Du hast gesungen brach es aus Lucia heraus. Und als ich mit Magie das Goldstück beeinflussen wollte, fühlte es sich plötzlich an, als würde sich in mir alles zusammenfügen und zerbersten gleichzeitig!

Sie versuchten es abermals, mit weitaus weniger Magie und leisserem Gesang von Gerolamo. Dann tauschten sie. Lucia sang und Gerolamo zauberte. Auch das schien zu funktionieren, und er spürte diese ganz besondere Art des Energieflusses in seinem Körper. Die Kraft entfaltete sich nur, wenn sie zusammenarbeiteten. Wenn nur einer von ihnen sang und gleichzeitig Magie freisetzte, passierte gar nichts. Aber wenn sie miteinander interagierten, ergab sich eine ganz neue Art von Harmonie, die sich in einem silbernen Funkenregen freisetzte.  
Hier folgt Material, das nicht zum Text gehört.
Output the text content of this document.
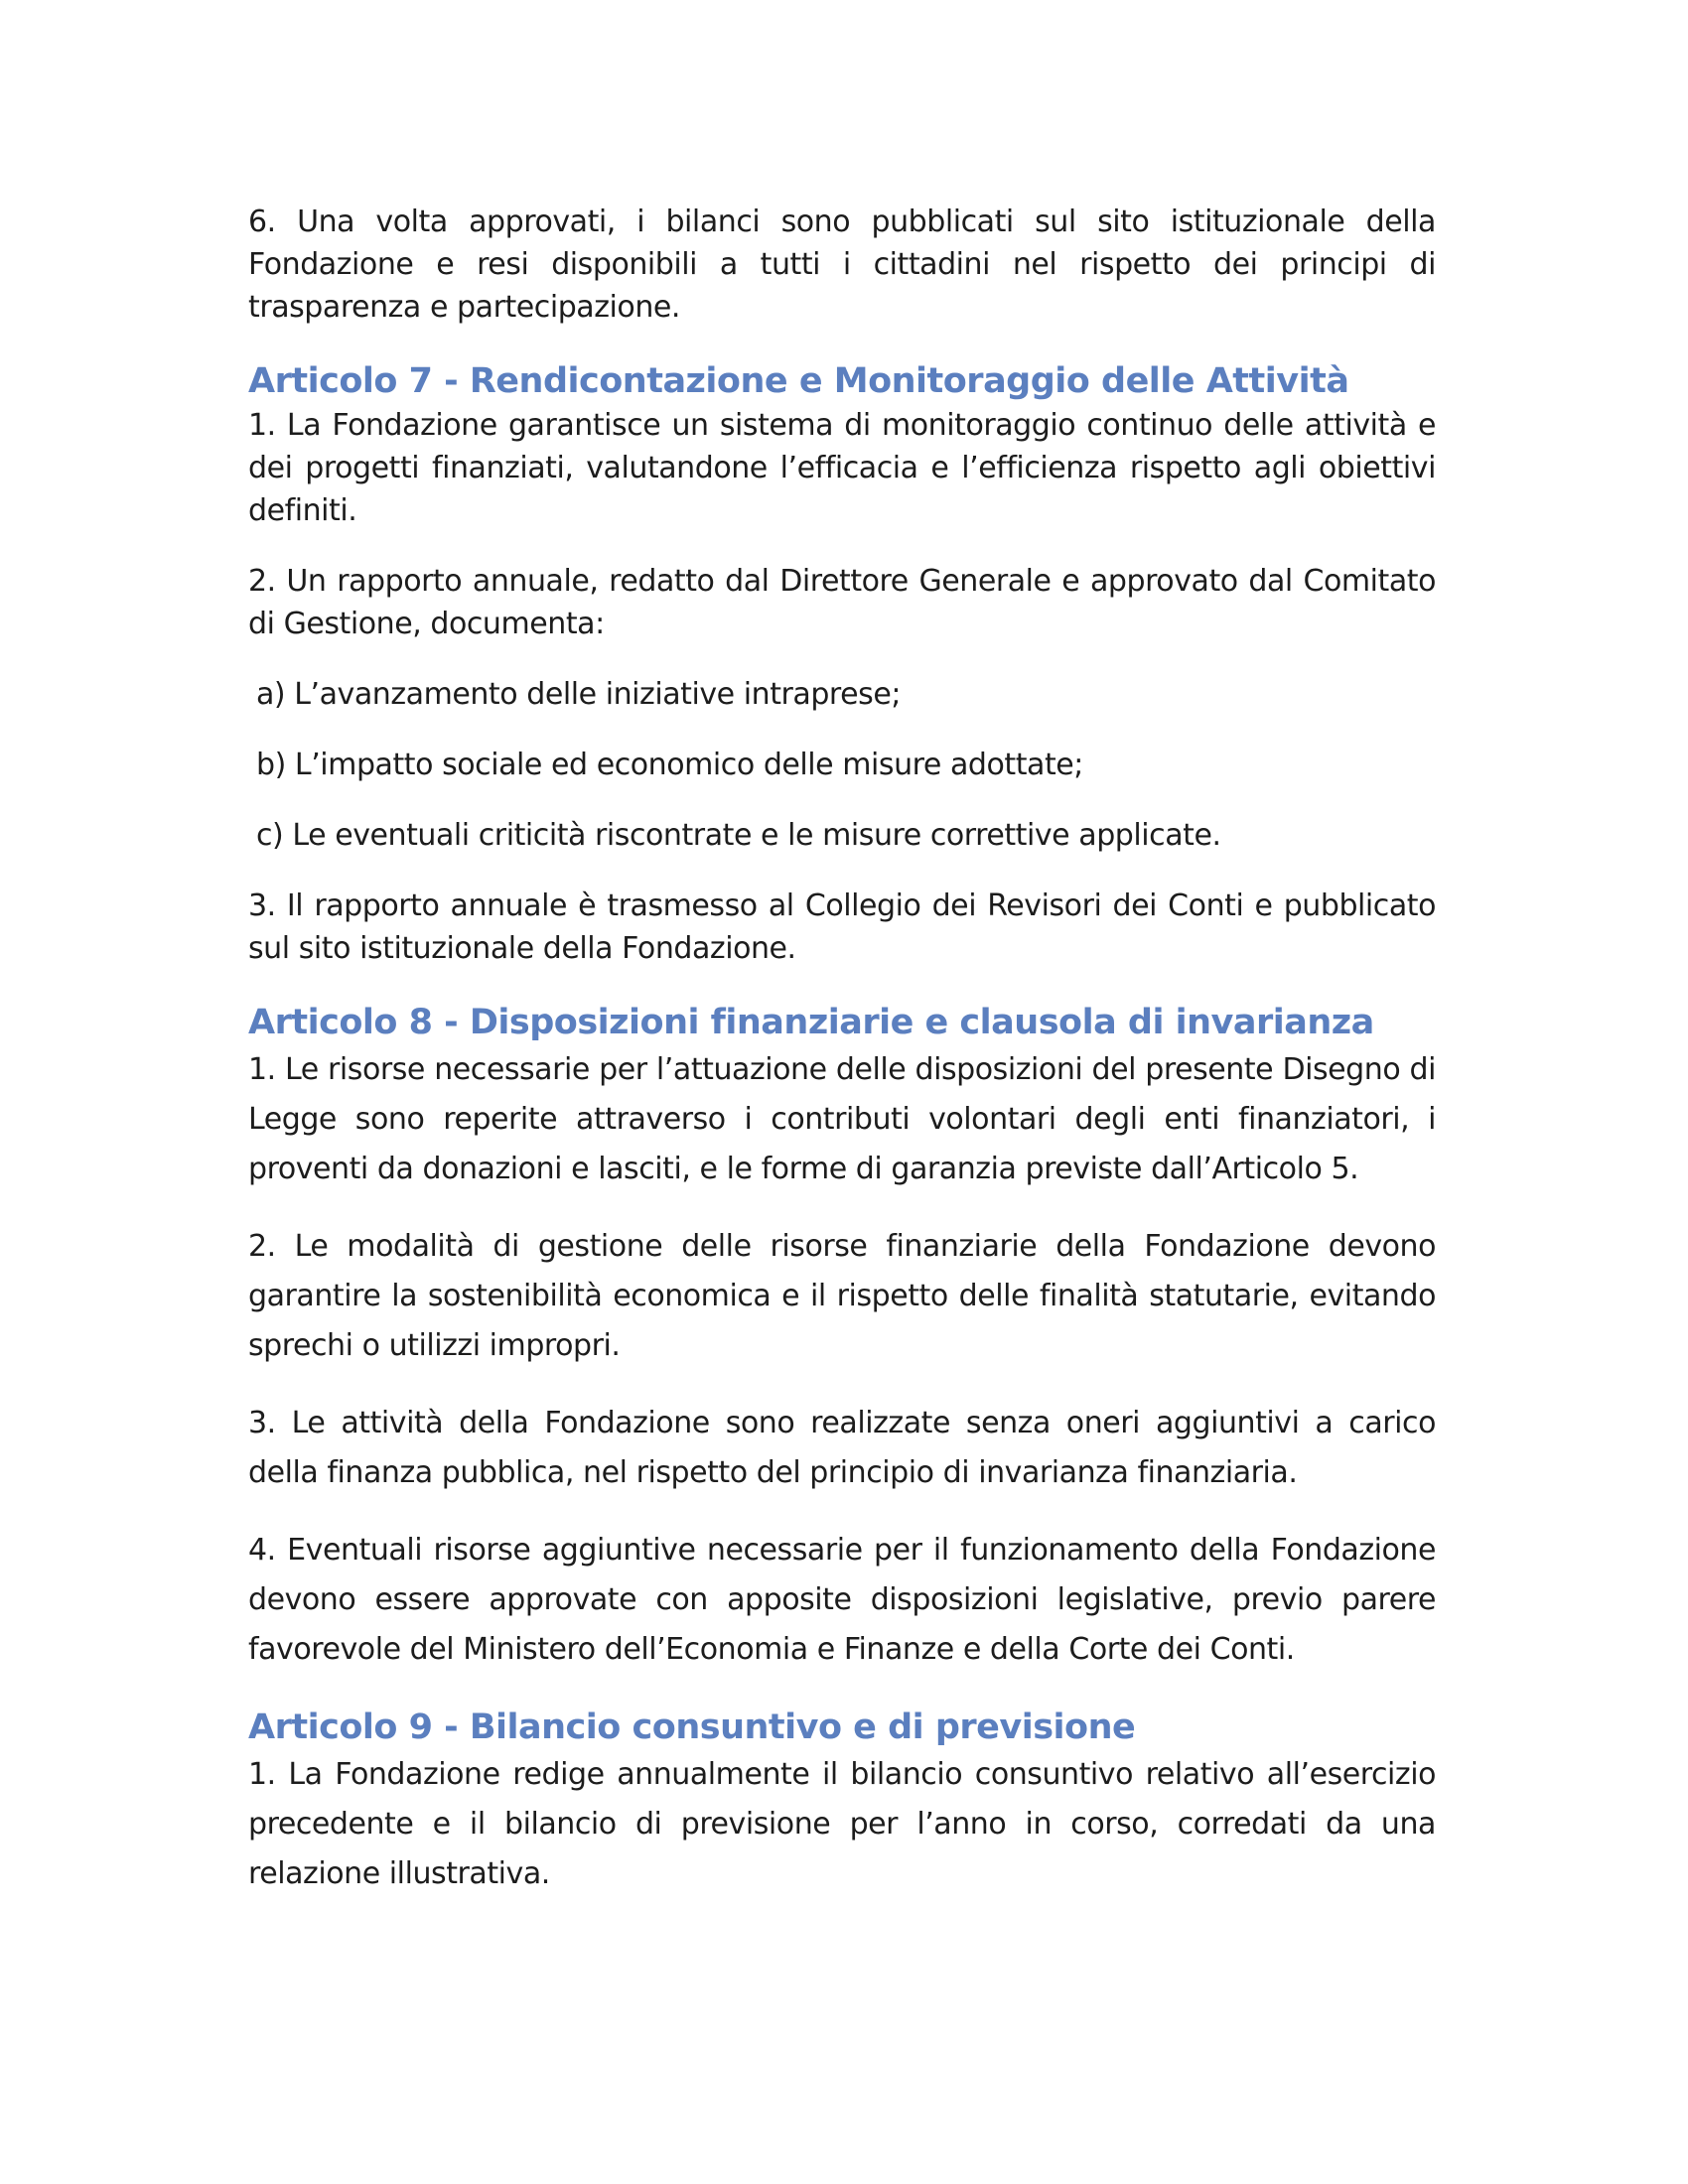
6. Una volta approvati, i bilanci sono pubblicati sul sito istituzionale della Fondazione e resi disponibili a tutti i cittadini nel rispetto dei principi di trasparenza e partecipazione.

Articolo 7 - Rendicontazione e Monitoraggio delle Attività

1. La Fondazione garantisce un sistema di monitoraggio continuo delle attività e dei progetti finanziati, valutandone l’efficacia e l’efficienza rispetto agli obiettivi definiti.

2. Un rapporto annuale, redatto dal Direttore Generale e approvato dal Comitato di Gestione, documenta:

a) L’avanzamento delle iniziative intraprese;

b) L’impatto sociale ed economico delle misure adottate;

c) Le eventuali criticità riscontrate e le misure correttive applicate.

3. Il rapporto annuale è trasmesso al Collegio dei Revisori dei Conti e pubblicato sul sito istituzionale della Fondazione.

Articolo 8 - Disposizioni finanziarie e clausola di invarianza

1. Le risorse necessarie per l’attuazione delle disposizioni del presente Disegno di Legge sono reperite attraverso i contributi volontari degli enti finanziatori, i proventi da donazioni e lasciti, e le forme di garanzia previste dall’Articolo 5.

2. Le modalità di gestione delle risorse finanziarie della Fondazione devono garantire la sostenibilità economica e il rispetto delle finalità statutarie, evitando sprechi o utilizzi impropri.

3. Le attività della Fondazione sono realizzate senza oneri aggiuntivi a carico della finanza pubblica, nel rispetto del principio di invarianza finanziaria.

4. Eventuali risorse aggiuntive necessarie per il funzionamento della Fondazione devono essere approvate con apposite disposizioni legislative, previo parere favorevole del Ministero dell’Economia e Finanze e della Corte dei Conti.

Articolo 9 - Bilancio consuntivo e di previsione

1. La Fondazione redige annualmente il bilancio consuntivo relativo all’esercizio precedente e il bilancio di previsione per l’anno in corso, corredati da una relazione illustrativa.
Um vier Uhr morgens weckten sie Lucias kleinen Bruder, der schneller schreiben konnte als jeder andere, den sie kannten. Er versuchte verzweifelt, alles in Tabellen festzuhalten und mit den beiden Schritt zu halten. In dieser Nacht notierte er vier erfolgreiche Varianten, um Blitze in drei verschiedenen Farben zu erzeugen. Im Laufe der Zeit sollten Forscher noch neun weitere Möglichkeiten in zwei zusätzlichen Farben finden, um elektrische Energie zu erzeugen.